The higher processes are all processes of simplification. The novelist must learn to write, and then he must unlearn it; just as the modern painter learns to draw, and then learns when utterly to disregard his accomplishment, when to subordinate it to a higher and truer effect.

—Willa Cather

(Via About Last Night.)

Grrr

Do you think that, year after year, you will be able to stand to see one mediocrity after another promoted over you, and still not become embittered and dejected?

—Max Weber, “Science as a Vocation” (1917)

Key to the Whole Thing

If you don’t take the money, they can’t tell you what to do. That’s the key to the whole thing.

Bill Cunningham

Blue Marble

What NASA is calling “Blue Marble 2012”:

Of the original Blue Marble photoLeonard Shlain had this to say:

“Like a Chinese ideograph, NASA’s photograph of our blue marble conveyed multiple values simultaneously, values more intuitive than rational. The masculine perception of nature and the Earth itself as ‘things’ to be conquered made the space program possible. The photo it generated began to instill in everyone who saw it an understanding that the Earth must be honored, protected, and loved. That many environmentalists are men confirms this change in orientation. NASA’s photograph of the Earth floating in space provided people with ‘the big picture.’ One sees the big picture with the entire retina and the combined hemispheres. The inviting, mute image of the home planet floating in dark space did more to change the consciousness of its residents than the miles of type concerning the subject generated by the world’s writers.”

Question You Already Know the Answer To

In a rotten economy, or really in any economy, how many people with PhDs in American cultural studies do you think we actually need?

Josh Wimmer

Related post: “An Important Lesson.”

Writing at Home

I have never written an advertisement in the office.
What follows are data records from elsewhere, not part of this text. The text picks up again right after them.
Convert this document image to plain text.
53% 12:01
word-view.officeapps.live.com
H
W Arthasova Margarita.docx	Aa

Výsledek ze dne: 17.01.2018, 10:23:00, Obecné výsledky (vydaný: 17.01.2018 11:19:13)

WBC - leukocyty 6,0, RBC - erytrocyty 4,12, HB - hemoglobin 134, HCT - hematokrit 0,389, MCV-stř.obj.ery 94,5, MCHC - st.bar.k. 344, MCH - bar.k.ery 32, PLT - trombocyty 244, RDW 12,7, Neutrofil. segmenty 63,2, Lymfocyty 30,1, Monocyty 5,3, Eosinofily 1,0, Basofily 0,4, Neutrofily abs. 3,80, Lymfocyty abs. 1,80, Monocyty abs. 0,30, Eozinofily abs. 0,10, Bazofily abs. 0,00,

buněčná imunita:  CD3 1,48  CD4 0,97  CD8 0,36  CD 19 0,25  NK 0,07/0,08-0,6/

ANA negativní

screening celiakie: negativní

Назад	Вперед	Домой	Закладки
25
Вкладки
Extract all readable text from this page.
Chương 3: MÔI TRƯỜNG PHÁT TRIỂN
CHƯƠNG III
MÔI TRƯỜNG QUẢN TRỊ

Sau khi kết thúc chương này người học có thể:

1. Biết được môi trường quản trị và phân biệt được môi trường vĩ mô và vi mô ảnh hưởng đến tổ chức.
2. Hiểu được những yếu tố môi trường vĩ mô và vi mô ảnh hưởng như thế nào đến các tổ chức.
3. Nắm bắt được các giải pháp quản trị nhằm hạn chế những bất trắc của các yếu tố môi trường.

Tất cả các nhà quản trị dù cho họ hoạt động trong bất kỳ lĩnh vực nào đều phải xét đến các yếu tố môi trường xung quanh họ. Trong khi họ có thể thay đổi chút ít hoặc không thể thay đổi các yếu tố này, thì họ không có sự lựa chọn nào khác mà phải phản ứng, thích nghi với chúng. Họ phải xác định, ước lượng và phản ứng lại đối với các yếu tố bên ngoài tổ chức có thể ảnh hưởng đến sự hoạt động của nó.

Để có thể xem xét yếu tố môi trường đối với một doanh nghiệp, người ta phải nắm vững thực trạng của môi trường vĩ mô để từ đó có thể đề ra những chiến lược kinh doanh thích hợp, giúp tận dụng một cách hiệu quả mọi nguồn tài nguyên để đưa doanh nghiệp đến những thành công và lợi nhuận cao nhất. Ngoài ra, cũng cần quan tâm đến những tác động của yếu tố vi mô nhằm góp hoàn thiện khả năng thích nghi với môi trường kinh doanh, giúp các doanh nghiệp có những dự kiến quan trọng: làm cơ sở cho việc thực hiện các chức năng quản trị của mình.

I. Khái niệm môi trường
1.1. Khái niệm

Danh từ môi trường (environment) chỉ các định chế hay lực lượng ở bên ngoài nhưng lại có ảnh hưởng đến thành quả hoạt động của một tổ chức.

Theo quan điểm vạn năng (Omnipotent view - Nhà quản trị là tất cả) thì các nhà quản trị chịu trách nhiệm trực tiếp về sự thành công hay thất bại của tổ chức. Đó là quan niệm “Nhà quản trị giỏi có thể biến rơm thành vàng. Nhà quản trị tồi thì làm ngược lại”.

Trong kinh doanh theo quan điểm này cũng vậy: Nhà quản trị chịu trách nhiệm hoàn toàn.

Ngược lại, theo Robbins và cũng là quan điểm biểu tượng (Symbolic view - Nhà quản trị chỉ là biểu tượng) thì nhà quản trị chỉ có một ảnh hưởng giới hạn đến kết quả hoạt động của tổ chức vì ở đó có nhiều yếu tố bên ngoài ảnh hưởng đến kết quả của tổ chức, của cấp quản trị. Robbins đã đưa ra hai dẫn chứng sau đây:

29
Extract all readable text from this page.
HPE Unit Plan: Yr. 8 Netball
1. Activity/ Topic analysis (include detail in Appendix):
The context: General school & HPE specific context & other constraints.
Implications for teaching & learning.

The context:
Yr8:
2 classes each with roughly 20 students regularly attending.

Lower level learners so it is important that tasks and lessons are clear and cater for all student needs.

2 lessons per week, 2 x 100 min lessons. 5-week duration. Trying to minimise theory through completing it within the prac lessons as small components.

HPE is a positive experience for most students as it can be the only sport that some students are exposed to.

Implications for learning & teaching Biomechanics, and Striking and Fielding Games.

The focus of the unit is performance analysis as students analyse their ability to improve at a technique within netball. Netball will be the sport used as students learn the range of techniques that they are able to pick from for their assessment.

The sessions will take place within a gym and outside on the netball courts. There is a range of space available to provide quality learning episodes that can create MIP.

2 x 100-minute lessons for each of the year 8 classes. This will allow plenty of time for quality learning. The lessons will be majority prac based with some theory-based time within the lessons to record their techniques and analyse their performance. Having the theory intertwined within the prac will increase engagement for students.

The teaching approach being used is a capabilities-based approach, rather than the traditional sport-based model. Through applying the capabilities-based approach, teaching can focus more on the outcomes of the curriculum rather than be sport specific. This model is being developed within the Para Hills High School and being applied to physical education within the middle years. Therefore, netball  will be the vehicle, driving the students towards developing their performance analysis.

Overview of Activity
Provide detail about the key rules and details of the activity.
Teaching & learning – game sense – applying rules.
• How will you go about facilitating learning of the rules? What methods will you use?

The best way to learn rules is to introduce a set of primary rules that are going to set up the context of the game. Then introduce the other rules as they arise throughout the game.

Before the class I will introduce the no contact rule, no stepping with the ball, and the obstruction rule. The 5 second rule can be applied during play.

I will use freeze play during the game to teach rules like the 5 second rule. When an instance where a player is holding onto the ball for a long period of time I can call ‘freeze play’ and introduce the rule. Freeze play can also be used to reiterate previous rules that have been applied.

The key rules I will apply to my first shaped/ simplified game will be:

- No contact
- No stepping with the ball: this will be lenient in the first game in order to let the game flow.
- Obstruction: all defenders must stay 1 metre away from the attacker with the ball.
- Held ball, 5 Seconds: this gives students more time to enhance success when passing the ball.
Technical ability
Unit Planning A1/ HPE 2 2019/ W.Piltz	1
Too many interruptions. I do all my writing at home.

—David Ogilvy

(Via Letters of Note.)

Work of the Mind

The acts that are at once the means and ends of education, knowing, thinking, understanding, judging, are all committed in solitude. It is only in a mind that the work of the mind can be done.
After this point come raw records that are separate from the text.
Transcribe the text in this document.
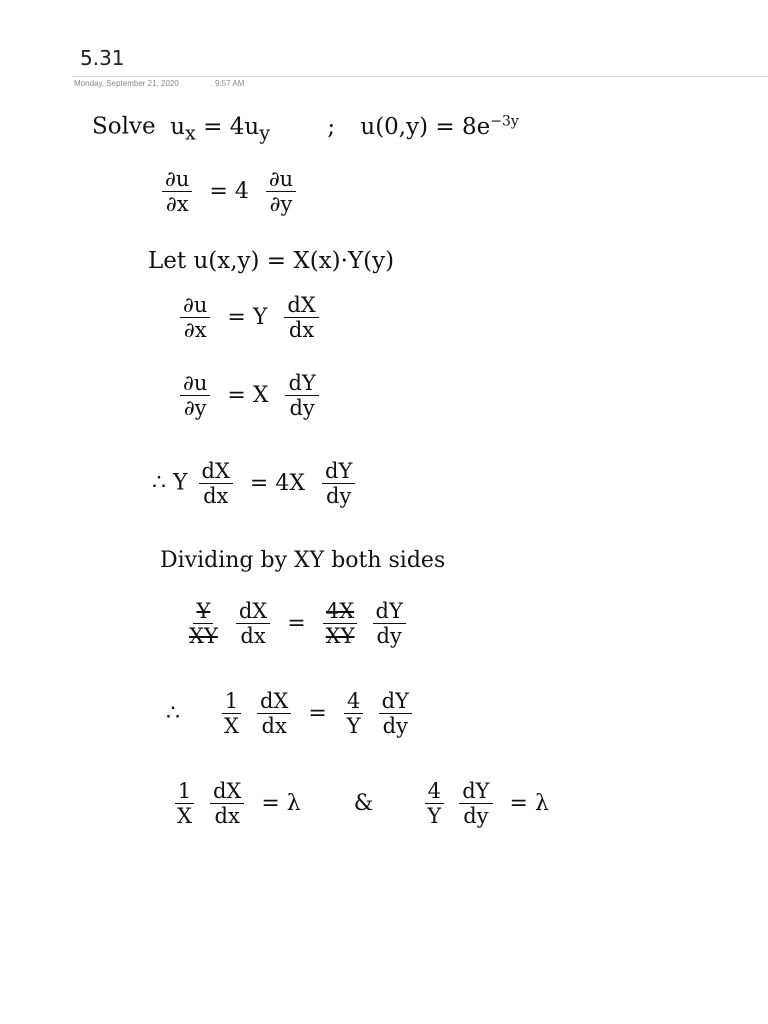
5.31
Monday, September 21, 2020	9:57 AM
Solve $u_x = 4u_y$ ; $u(0,y) = 8e^{-3y}$
$\frac{\partial u}{\partial x} = 4 \frac{\partial u}{\partial y}$
Let u(x,y) = X(x)·Y(y)
$\frac{\partial u}{\partial x} = Y \frac{dX}{dx}$
$\frac{\partial u}{\partial y} = X \frac{dY}{dy}$
∴ Y $\frac{dX}{dx} = 4X \frac{dY}{dy}$
Dividing by XY both sides
$\frac{Y}{XY}$
$\frac{dX}{dx} = \frac{4X}{XY}$
$\frac{dY}{dy}$
∴ $\frac{1}{X}$
$\frac{dX}{dx} = \frac{4}{Y}$
$\frac{dY}{dy}$
$\frac{1}{X}$
$\frac{dX}{dx} = \lambda$ & $\frac{4}{Y}$
$\frac{dY}{dy} = \lambda$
—Richard Mitchell, The Graves of Academe

(Via Michael Leddy.)

Routine

‘Okay, Marlowe,’ I said between my teeth. ‘You’re a tough guy. Six feet of iron man. One hundred and ninety pounts stripped and with your face washed. Hard muscles and no glass jaw. You can take it. You’ve been sapped down twice, had your throat choked and been beaten half silly on the jaw with a gun barrel. You’ve been shot full of hop and kept under it until you’re as crazy as two waltzing mice. And what does all that amount to? Routine.’

—Raymond Chandler, Farewell, My Lovely

Remember

I am so nerdy that when I was a kid in the late seventies, before home video became common, I used to record the audio tracks of my favorite TV shows on a Realistic tape recorder – the mono kind, where you had to press play and record at the same time. Then I’d stay up and listen to the tapes and try to remember the images.